Uses momentum when selecting $$Q(x' ; x)$$

### Slice sampling

• Evaluate $$P^*(x) = y$$.
• Sample uniformly from $$z \sim [0, y]$$.
• “Step out” from $$y$$ in steps of size $$w$$ until $$P^*(y + i w) < z$$.
• Start with a random offset drawn from $$[-w/2, w/2]$$.
• Do this in both directions, yielding $$y_l, y_r$$.
• Sample uniformly from $$y' \sim [y_l, y_r]$$.
• If $$P^*(y') > z$$, accept.
• If $$P^*(y') < z$$, sample again from $$[y_l, y_r]$$.
• But this time don’t include samples “beyond” $$y'$$ wrt. the starting point $$y$$.

#### Sensitivity of w

Insensitive: If it’s too small, we have more stepout steps, which is linear. If it’s too big, we have more rejection steps, but also trim down the sampling space $$[y_l, y_r]$$.

### Exact sampling

Sampling method where you can be certain you get a random sample.

• We want a sample at $$t=0$$.
• Run two samples as far away from each other in sample space as possible, starting at $$t=-N$$.
• Use the same RNG for both samples.
• If the converge to the same state, then you know that all samples will converge.
• Thus, starting from $$t<-N$$ would not tell us anything more about the state.
• If they don’t converge, start again at $$t=-2N$$.
• Run the samples until $$t=0$$, and you have a random sample.

### Variational methods

#### Core idea

We’re interested in $$P(x) = \frac{1}{Z}P^*(x) = \frac{1}{Z}e^{-E(x)}$$, but we can’t sample from $$E(x)$$, only evaluate it.

So we approximate $$P(x)$$ by a simpler distribution $$Q(x; \theta)$$ and adjust $$\theta$$ to get the best approximation.

#### KL divergence

$D_{KL}(Q || P) = \sum_x Q(x) \log \frac{Q(x)}{P(x)}$

##### Zero probabilities

$$D_{KL}(Q || P)$$ punishes when the approximate distribution puts mass where the true distribution is zero.

$$D_{KL}(P || Q)$$ punishes when the approximate distribution puts zero mass where the true distribution is non-zero.

##### Computability

$$D_{KL}(A || B)$$ performs an expectation over $$A$$. Since we can’t sample from $$P$$, we are effectively forced in to using $$D_{KL}(Q || P)$$.
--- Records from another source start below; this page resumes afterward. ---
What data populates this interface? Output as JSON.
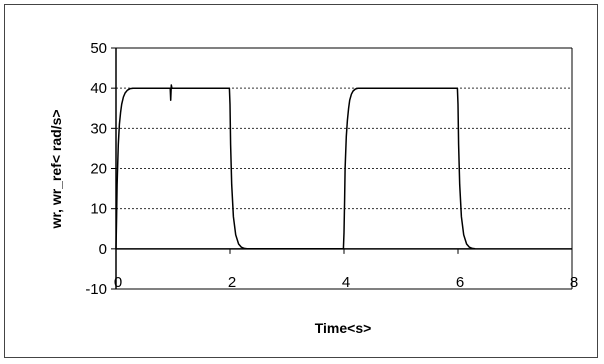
{
  "chart_data": {
    "type": "line",
    "title": "",
    "xlabel": "Time<s>",
    "ylabel": "wr, wr_ref< rad/s>",
    "xlim": [
      0,
      8
    ],
    "ylim": [
      -10,
      50
    ],
    "x_ticks": [
      0,
      2,
      4,
      6,
      8
    ],
    "y_ticks": [
      -10,
      0,
      10,
      20,
      30,
      40,
      50
    ],
    "grid": "horizontal-dotted",
    "legend": "none",
    "series": [
      {
        "color": "#000000",
        "x": [
          0,
          0.01,
          0.02,
          0.04,
          0.06,
          0.08,
          0.1,
          0.13,
          0.16,
          0.2,
          0.25,
          0.3,
          0.5,
          0.95,
          0.96,
          0.97,
          0.98,
          1.0,
          1.5,
          1.99,
          2.0,
          2.01,
          2.03,
          2.06,
          2.1,
          2.15,
          2.2,
          2.25,
          2.3,
          3.99,
          4.0,
          4.01,
          4.02,
          4.04,
          4.06,
          4.08,
          4.1,
          4.13,
          4.16,
          4.2,
          4.25,
          4.3,
          4.5,
          5.0,
          5.5,
          5.99,
          6.0,
          6.01,
          6.03,
          6.06,
          6.1,
          6.15,
          6.2,
          6.25,
          6.3
        ],
        "y": [
          0,
          8,
          16,
          26,
          31,
          34,
          36,
          37.8,
          38.8,
          39.5,
          39.9,
          40,
          40,
          40,
          37,
          40.8,
          40,
          40,
          40,
          40,
          36,
          26,
          16,
          8,
          3.5,
          1.2,
          0.4,
          0.1,
          0,
          0,
          4,
          12,
          20,
          28,
          32,
          35,
          37,
          38.5,
          39.3,
          39.8,
          40,
          40,
          40,
          40,
          40,
          40,
          36,
          26,
          16,
          8,
          3.5,
          1.2,
          0.4,
          0.1,
          0
        ]
      }
    ]
  }
}
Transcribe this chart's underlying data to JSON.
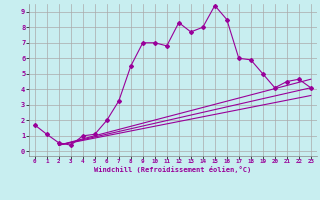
{
  "xlabel": "Windchill (Refroidissement éolien,°C)",
  "bg_color": "#c8eef0",
  "line_color": "#990099",
  "grid_color": "#aaaaaa",
  "xlim": [
    -0.5,
    23.5
  ],
  "ylim": [
    -0.3,
    9.5
  ],
  "xticks": [
    0,
    1,
    2,
    3,
    4,
    5,
    6,
    7,
    8,
    9,
    10,
    11,
    12,
    13,
    14,
    15,
    16,
    17,
    18,
    19,
    20,
    21,
    22,
    23
  ],
  "yticks": [
    0,
    1,
    2,
    3,
    4,
    5,
    6,
    7,
    8,
    9
  ],
  "curve1_x": [
    0,
    1,
    2,
    3,
    4,
    5,
    6,
    7,
    8,
    9,
    10,
    11,
    12,
    13,
    14,
    15,
    16,
    17,
    18,
    19,
    20,
    21,
    22,
    23
  ],
  "curve1_y": [
    1.7,
    1.1,
    0.55,
    0.4,
    1.0,
    1.1,
    2.0,
    3.25,
    5.5,
    7.0,
    7.0,
    6.8,
    8.3,
    7.7,
    8.0,
    9.4,
    8.5,
    6.0,
    5.9,
    5.0,
    4.1,
    4.5,
    4.65,
    4.1
  ],
  "line1_x": [
    2,
    23
  ],
  "line1_y": [
    0.4,
    4.65
  ],
  "line2_x": [
    2,
    23
  ],
  "line2_y": [
    0.4,
    4.1
  ],
  "line3_x": [
    2,
    23
  ],
  "line3_y": [
    0.4,
    3.6
  ]
}
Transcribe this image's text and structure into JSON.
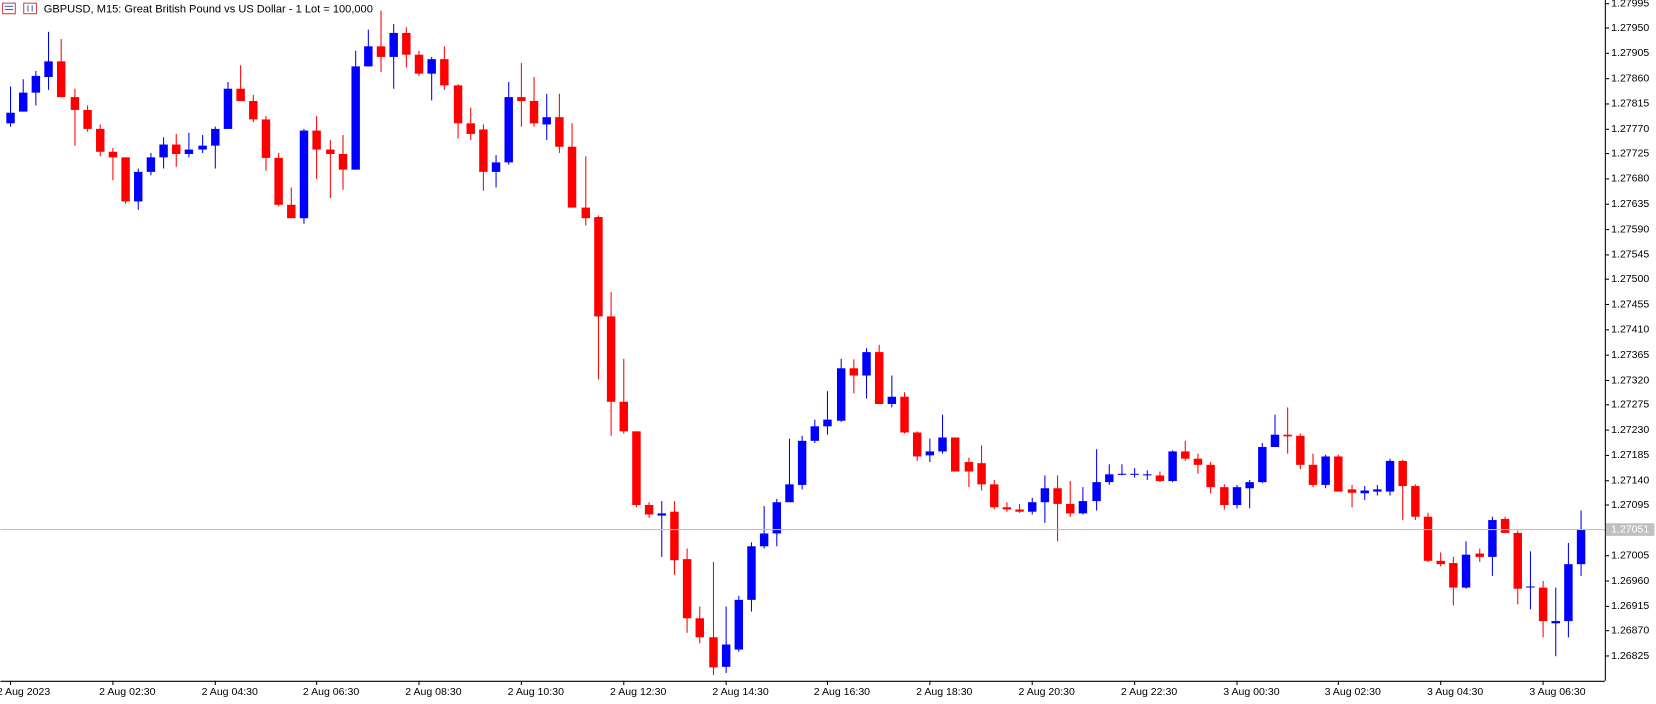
{
  "chart_data": {
    "type": "candlestick",
    "title": "GBPUSD, M15:  Great British Pound vs US Dollar - 1 Lot = 100,000",
    "up_color": "#0000ff",
    "down_color": "#ff0000",
    "categories": [
      "2 Aug 2023",
      null,
      null,
      null,
      null,
      null,
      null,
      null,
      "2 Aug 02:30",
      null,
      null,
      null,
      null,
      null,
      null,
      null,
      "2 Aug 04:30",
      null,
      null,
      null,
      null,
      null,
      null,
      null,
      "2 Aug 06:30",
      null,
      null,
      null,
      null,
      null,
      null,
      null,
      "2 Aug 08:30",
      null,
      null,
      null,
      null,
      null,
      null,
      null,
      "2 Aug 10:30",
      null,
      null,
      null,
      null,
      null,
      null,
      null,
      "2 Aug 12:30",
      null,
      null,
      null,
      null,
      null,
      null,
      null,
      "2 Aug 14:30",
      null,
      null,
      null,
      null,
      null,
      null,
      null,
      "2 Aug 16:30",
      null,
      null,
      null,
      null,
      null,
      null,
      null,
      "2 Aug 18:30",
      null,
      null,
      null,
      null,
      null,
      null,
      null,
      "2 Aug 20:30",
      null,
      null,
      null,
      null,
      null,
      null,
      null,
      "2 Aug 22:30",
      null,
      null,
      null,
      null,
      null,
      null,
      null,
      "3 Aug 00:30",
      null,
      null,
      null,
      null,
      null,
      null,
      null,
      "3 Aug 02:30",
      null,
      null,
      null,
      null,
      null,
      null,
      null,
      "3 Aug 04:30",
      null,
      null,
      null,
      null,
      null,
      null,
      null,
      "3 Aug 06:30",
      null,
      null,
      null
    ],
    "open": [
      1.27779,
      1.278,
      1.27834,
      1.27862,
      1.2789,
      1.27826,
      1.27803,
      1.27769,
      1.27728,
      1.27718,
      1.27639,
      1.27692,
      1.27718,
      1.27741,
      1.27724,
      1.27732,
      1.27739,
      1.27769,
      1.27841,
      1.27819,
      1.27786,
      1.27717,
      1.27633,
      1.27609,
      1.27766,
      1.27732,
      1.27724,
      1.27696,
      1.27881,
      1.27917,
      1.27898,
      1.27941,
      1.27902,
      1.27868,
      1.27894,
      1.27847,
      1.27779,
      1.27768,
      1.27692,
      1.27709,
      1.27826,
      1.27819,
      1.27777,
      1.2779,
      1.27737,
      1.27628,
      1.27611,
      1.27433,
      1.2728,
      1.27227,
      1.27095,
      1.27076,
      1.27083,
      1.26998,
      1.26892,
      1.26858,
      1.26805,
      1.26836,
      1.26925,
      1.27021,
      1.27044,
      1.271,
      1.27131,
      1.2721,
      1.27236,
      1.27246,
      1.2734,
      1.27327,
      1.27369,
      1.27276,
      1.27289,
      1.27225,
      1.27184,
      1.27191,
      1.27216,
      1.27172,
      1.2717,
      1.27132,
      1.27091,
      1.27087,
      1.27083,
      1.271,
      1.27125,
      1.27097,
      1.2708,
      1.27102,
      1.27136,
      1.2715,
      1.2715,
      1.2715,
      1.27148,
      1.27138,
      1.27191,
      1.27178,
      1.27167,
      1.27127,
      1.27095,
      1.27125,
      1.27136,
      1.27199,
      1.27221,
      1.27219,
      1.27167,
      1.27131,
      1.27182,
      1.27123,
      1.27116,
      1.27119,
      1.27119,
      1.27174,
      1.27129,
      1.27074,
      1.26995,
      1.26991,
      1.26947,
      1.27008,
      1.27002,
      1.2707,
      1.27045,
      1.26949,
      1.26947,
      1.26883,
      1.26887,
      1.26989
    ],
    "high": [
      1.27845,
      1.27858,
      1.27873,
      1.27943,
      1.2793,
      1.27841,
      1.27811,
      1.27777,
      1.27735,
      1.27718,
      1.27698,
      1.27726,
      1.27754,
      1.2776,
      1.27762,
      1.27758,
      1.27773,
      1.27853,
      1.27883,
      1.2783,
      1.27792,
      1.27726,
      1.27664,
      1.27769,
      1.27792,
      1.27749,
      1.27758,
      1.27909,
      1.27947,
      1.27981,
      1.27957,
      1.27951,
      1.27909,
      1.27898,
      1.27917,
      1.27849,
      1.27807,
      1.27777,
      1.27722,
      1.27853,
      1.27887,
      1.27862,
      1.27832,
      1.27832,
      1.27779,
      1.2772,
      1.27614,
      1.27477,
      1.27357,
      1.27227,
      1.271,
      1.27102,
      1.27102,
      1.27017,
      1.26913,
      1.26993,
      1.26913,
      1.26932,
      1.27028,
      1.27093,
      1.27106,
      1.27214,
      1.27219,
      1.27248,
      1.27299,
      1.27357,
      1.27356,
      1.27376,
      1.27382,
      1.27327,
      1.27297,
      1.27227,
      1.27214,
      1.27257,
      1.27216,
      1.2718,
      1.27202,
      1.2714,
      1.271,
      1.27097,
      1.27108,
      1.27148,
      1.27148,
      1.27138,
      1.27127,
      1.27195,
      1.27168,
      1.27168,
      1.27161,
      1.27157,
      1.27155,
      1.27193,
      1.2721,
      1.27187,
      1.27172,
      1.27132,
      1.27131,
      1.2714,
      1.27206,
      1.27257,
      1.2727,
      1.27223,
      1.27187,
      1.27185,
      1.27185,
      1.27131,
      1.27129,
      1.27131,
      1.27178,
      1.27176,
      1.27132,
      1.27081,
      1.2701,
      1.27002,
      1.2703,
      1.27017,
      1.27074,
      1.27074,
      1.27049,
      1.27012,
      1.26959,
      1.26947,
      1.27027,
      1.27085
    ],
    "low": [
      1.27773,
      1.278,
      1.27811,
      1.27839,
      1.27826,
      1.27739,
      1.27764,
      1.2772,
      1.27677,
      1.27635,
      1.27624,
      1.27686,
      1.27698,
      1.27701,
      1.27718,
      1.27726,
      1.27698,
      1.27769,
      1.27819,
      1.27781,
      1.27694,
      1.2763,
      1.27609,
      1.27599,
      1.27679,
      1.27645,
      1.2766,
      1.27696,
      1.27881,
      1.27871,
      1.27841,
      1.27879,
      1.27864,
      1.2782,
      1.27839,
      1.27752,
      1.27749,
      1.27658,
      1.27664,
      1.27705,
      1.27773,
      1.27773,
      1.27749,
      1.27726,
      1.27628,
      1.27596,
      1.2732,
      1.27219,
      1.27223,
      1.27091,
      1.27072,
      1.27002,
      1.2697,
      1.26866,
      1.26847,
      1.2679,
      1.26794,
      1.26832,
      1.26904,
      1.27017,
      1.27021,
      1.271,
      1.27123,
      1.27206,
      1.27221,
      1.27244,
      1.27295,
      1.27286,
      1.27276,
      1.2727,
      1.27223,
      1.27174,
      1.27172,
      1.27187,
      1.27155,
      1.27127,
      1.27121,
      1.27087,
      1.27083,
      1.27081,
      1.27078,
      1.27063,
      1.2703,
      1.27074,
      1.27078,
      1.27085,
      1.27131,
      1.27148,
      1.27144,
      1.2714,
      1.27136,
      1.27136,
      1.27174,
      1.27151,
      1.27116,
      1.27087,
      1.27089,
      1.27089,
      1.27134,
      1.27199,
      1.27187,
      1.27159,
      1.27127,
      1.27125,
      1.27119,
      1.27091,
      1.27104,
      1.27112,
      1.27112,
      1.27068,
      1.27068,
      1.26993,
      1.26985,
      1.26915,
      1.26945,
      1.26993,
      1.26968,
      1.27045,
      1.26917,
      1.26908,
      1.26858,
      1.26824,
      1.26858,
      1.26968
    ],
    "close": [
      1.27798,
      1.27834,
      1.27864,
      1.2789,
      1.27826,
      1.27803,
      1.27769,
      1.27728,
      1.27718,
      1.27639,
      1.27692,
      1.27718,
      1.27741,
      1.27724,
      1.27732,
      1.27739,
      1.27769,
      1.27841,
      1.27819,
      1.27786,
      1.27717,
      1.27633,
      1.27609,
      1.27766,
      1.27732,
      1.27724,
      1.27696,
      1.27881,
      1.27917,
      1.27898,
      1.27941,
      1.27902,
      1.27868,
      1.27894,
      1.27847,
      1.27779,
      1.2776,
      1.27692,
      1.27709,
      1.27826,
      1.27819,
      1.27779,
      1.2779,
      1.27737,
      1.27628,
      1.27609,
      1.27433,
      1.2728,
      1.27227,
      1.27095,
      1.27078,
      1.2708,
      1.26996,
      1.26892,
      1.26858,
      1.26804,
      1.26845,
      1.26925,
      1.27021,
      1.27044,
      1.271,
      1.27132,
      1.2721,
      1.27236,
      1.27248,
      1.2734,
      1.27327,
      1.27369,
      1.27276,
      1.27289,
      1.27225,
      1.27182,
      1.27191,
      1.27216,
      1.27155,
      1.27155,
      1.27132,
      1.27091,
      1.27087,
      1.27083,
      1.271,
      1.27125,
      1.27097,
      1.2708,
      1.27102,
      1.27136,
      1.2715,
      1.27151,
      1.27151,
      1.2715,
      1.27138,
      1.27191,
      1.27178,
      1.27167,
      1.27127,
      1.27095,
      1.27127,
      1.27136,
      1.27199,
      1.27221,
      1.27218,
      1.27167,
      1.27131,
      1.27182,
      1.27119,
      1.27117,
      1.27121,
      1.27123,
      1.27174,
      1.27129,
      1.27074,
      1.26995,
      1.26989,
      1.26947,
      1.27006,
      1.27002,
      1.27068,
      1.27045,
      1.26945,
      1.26949,
      1.26887,
      1.26887,
      1.26989,
      1.27051
    ],
    "ylim": [
      1.2678,
      1.28
    ],
    "yticks": [
      1.26825,
      {
        "value": 1.2687,
        "label": "1.26870"
      },
      1.26915,
      {
        "value": 1.2696,
        "label": "1.26960"
      },
      1.27005,
      {
        "value": 1.2705,
        "label": "1.27050"
      },
      1.27095,
      {
        "value": 1.2714,
        "label": "1.27140"
      },
      1.27185,
      {
        "value": 1.2723,
        "label": "1.27230"
      },
      1.27275,
      {
        "value": 1.2732,
        "label": "1.27320"
      },
      1.27365,
      {
        "value": 1.2741,
        "label": "1.27410"
      },
      1.27455,
      {
        "value": 1.275,
        "label": "1.27500"
      },
      1.27545,
      {
        "value": 1.2759,
        "label": "1.27590"
      },
      1.27635,
      {
        "value": 1.2768,
        "label": "1.27680"
      },
      1.27725,
      {
        "value": 1.2777,
        "label": "1.27770"
      },
      1.27815,
      {
        "value": 1.2786,
        "label": "1.27860"
      },
      1.27905,
      {
        "value": 1.2795,
        "label": "1.27950"
      },
      1.27995
    ],
    "grid": false
  }
}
#### Variational free energy

We want to compute $$D_{KL}(Q || P)$$. $$P(x)$$ is not computable, $$E(x)$$ is computable but not samplable. Thus we replace $$P$$ with $$E$$ and ignore the $$Z$$ term as it is constant and thus not optimizable. This becomes the variational free energy.

$D_{KL}(Q || P) \\ \sum_x [ Q(x) \log \frac{Q(x)}{P(x)} ] \\ \sum_x [ Q(x) (\log Q(x) - \log P(x)) ] \\ \sum_x [ Q(x) (\log Q(x) - \log (\frac{1}{Z} e^{-E(x)})) ] \\ \sum_x [ Q(x) (\log Q(x) - \log \frac{1}{Z} - \log e^{-E(x)}) ] \\ \sum_x [ Q(x) (\log Q(x) - \log \frac{1}{Z} + E(x)) ] \\ \sum_x [ Q(x) E(x) + Q(x) \log Q(x) - Q(x) \log \frac{1}{Z} ] \\ \sum_x [ Q(x) E(x) + Q(x) \log Q(x) ] + \log Z \\ \sum_x [ Q(x) E(x) ] + \sum_x [ Q(x) \log Q(x) ] + \log Z \\ \sum_x [ Q(x) E(x) ] - H_Q(x) + \log Z \\ \sum_x [ Q(x) E(x) ] - H_Q(x) \\$

## Lectures 15-16: Data Modelling With Neural Networks

### Capacity of a single neuron

Two bits. A neuron with $$k$$ inputs can memorize $$2k$$ random inputs.

### Effect of in/bias/out stds

• Input parameters: Higher has more curves, shorter time scales.
• Bias parameters: Higher has more curves, same time scales.
• Output parameters: Higher has large magnitude outputs.

### Effect of regularization weight

If your cost function has a regularising term $$\alpha L_2$$, then this is equivalent to having a prior on your weights being drawn from $$\mathcal{N}(0, \frac{1}{\alpha})$$.